FaceAnything is a single feed-forward model that reconstructs a moving face in 3D from any image sequence. Phone video works. You get depth maps, surface normals, orbitable point clouds, and dense point tracks that stay consistent across every frame, all from one pass. No markers, no multi-camera rig, no depth sensor.
It comes out of Matthias Nießner's lab at TUM (he co-founded Synthesia) and is accepted at ECCV 2026. The code is open source and there's a free browser demo:
- Try it now: Hugging Face Space (free, runs on ZeroGPU, nothing to install)
- GitHub repo for running it on your own hardware
- Project page with the paper and full results
Why this one is different
Dense face tracking and 3D reconstruction have always been two separate problems. You track points across frames with one system, reconstruct geometry with another, and hope they agree. FaceAnything collapses them into one.
The trick is canonical facial point prediction. The model assigns every pixel a normalized coordinate in a shared canonical face space. The tip of your nose gets the same coordinate in frame 1 and frame 400, no matter how your head moves. Once every pixel knows where it lives on the canonical face, tracking is just looking up which pixels share a coordinate, and reconstruction is the same problem the model already solved.
The numbers back it up: roughly 3x lower correspondence error than prior dynamic reconstruction methods, a 16% improvement in depth accuracy, and faster inference. The backbone is Depth Anything 3 (giant), fine-tuned on multi-view face captures with FLAME-based tracking supervision.

Training data, from left to right in each triplet: RGB input, depth map, canonical coordinate map.
Try it in 2 minutes (no GPU needed)
The Hugging Face Space runs the full model on free ZeroGPU hardware:
- Upload a short video or up to 40 images.

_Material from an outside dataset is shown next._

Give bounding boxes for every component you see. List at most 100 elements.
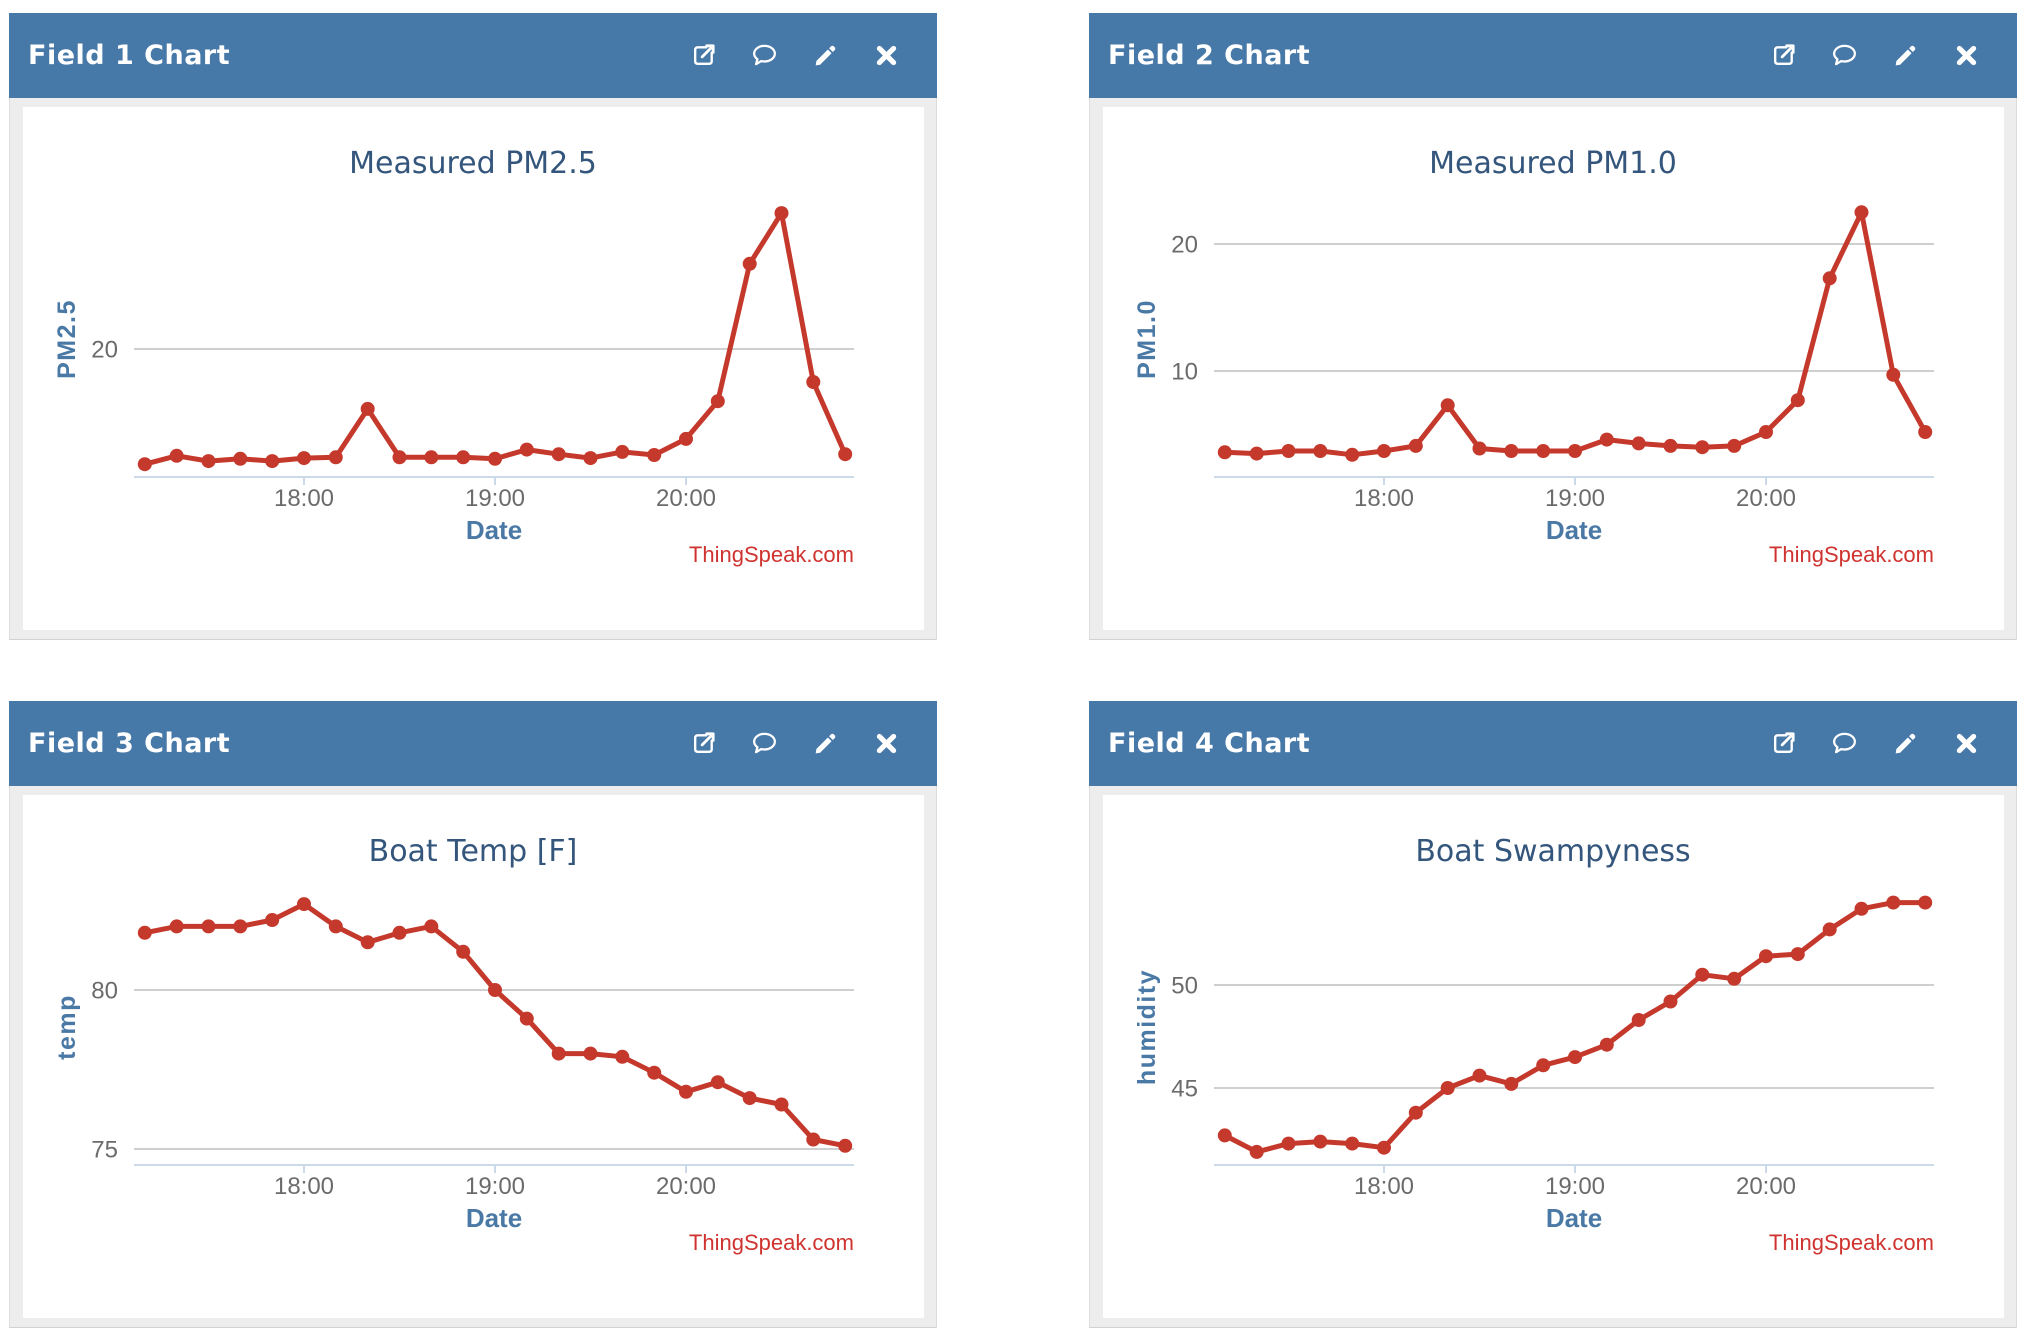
- comment-icon[interactable]: [1831, 42, 1858, 69]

Only the first 40 frames of a video get used.
- Pick a mode. Joint processes all frames together for better 3D consistency. One-by-one handles frames independently, gives more surface detail, and uses less memory.
- Run it. You get back depth and normal videos, a 2D track overlay, and a 3D point cloud you can orbit and scrub frame by frame, plus downloadable .ply files.
Each run is capped at 120 seconds of GPU time. If it times out, drop to 10-20 frames, lower the processing resolution, or switch to one-by-one mode. Signing in to Hugging Face also gets you a bigger daily ZeroGPU quota than anonymous use.
Run it locally
This is where the requirements get real: you need a CUDA GPU. No Mac, no CPU fallback. Tested config is Python 3.11 with PyTorch 2.9 on CUDA 12.8.
conda create -n faceanything python=3.11 -y
conda activate faceanything
pip install torch==2.9.0 torchvision==0.24.0 --index-url https://download.pytorch.org/whl/cu128
pip install -r requirements.txt
pip install -e .Then grab the checkpoint. It's ~15GB, so start the download and go make coffee:
huggingface-cli download UmutKocasari/FaceAnything checkpoint.pt --local-dir checkpointsInference is one command. It takes images, a folder, or a video file:
python run_inference.py --input your_video.mp4 --output results/A full run writes per-modality videos (point cloud, tracks, canonical coordinates, depth, normals), a "grand tour" orbit that morphs through all of them, per-frame .ply point clouds, and camera intrinsics/extrinsics for every frame. Useful flags: --process-res (default 504), --process-mode for joint vs one-by-one, and --max-frames to cap the sequence.
Honest limitations
The license is CC-BY-NC-4.0, non-commercial. Research and personal projects are fine. Shipping it in a paid product or client work is not, at least without talking to the authors.
The CUDA requirement is hard. There's no MPS or CPU path, so Mac users are limited to the hosted demo. And the 15GB checkpoint means you want a card with serious VRAM, not a laptop GPU.
It's also faces only. The canonical space is a face template, so pointing it at hands, bodies, or general scenes won't work. For general geometry, the Depth Anything family it's built on is the right tool.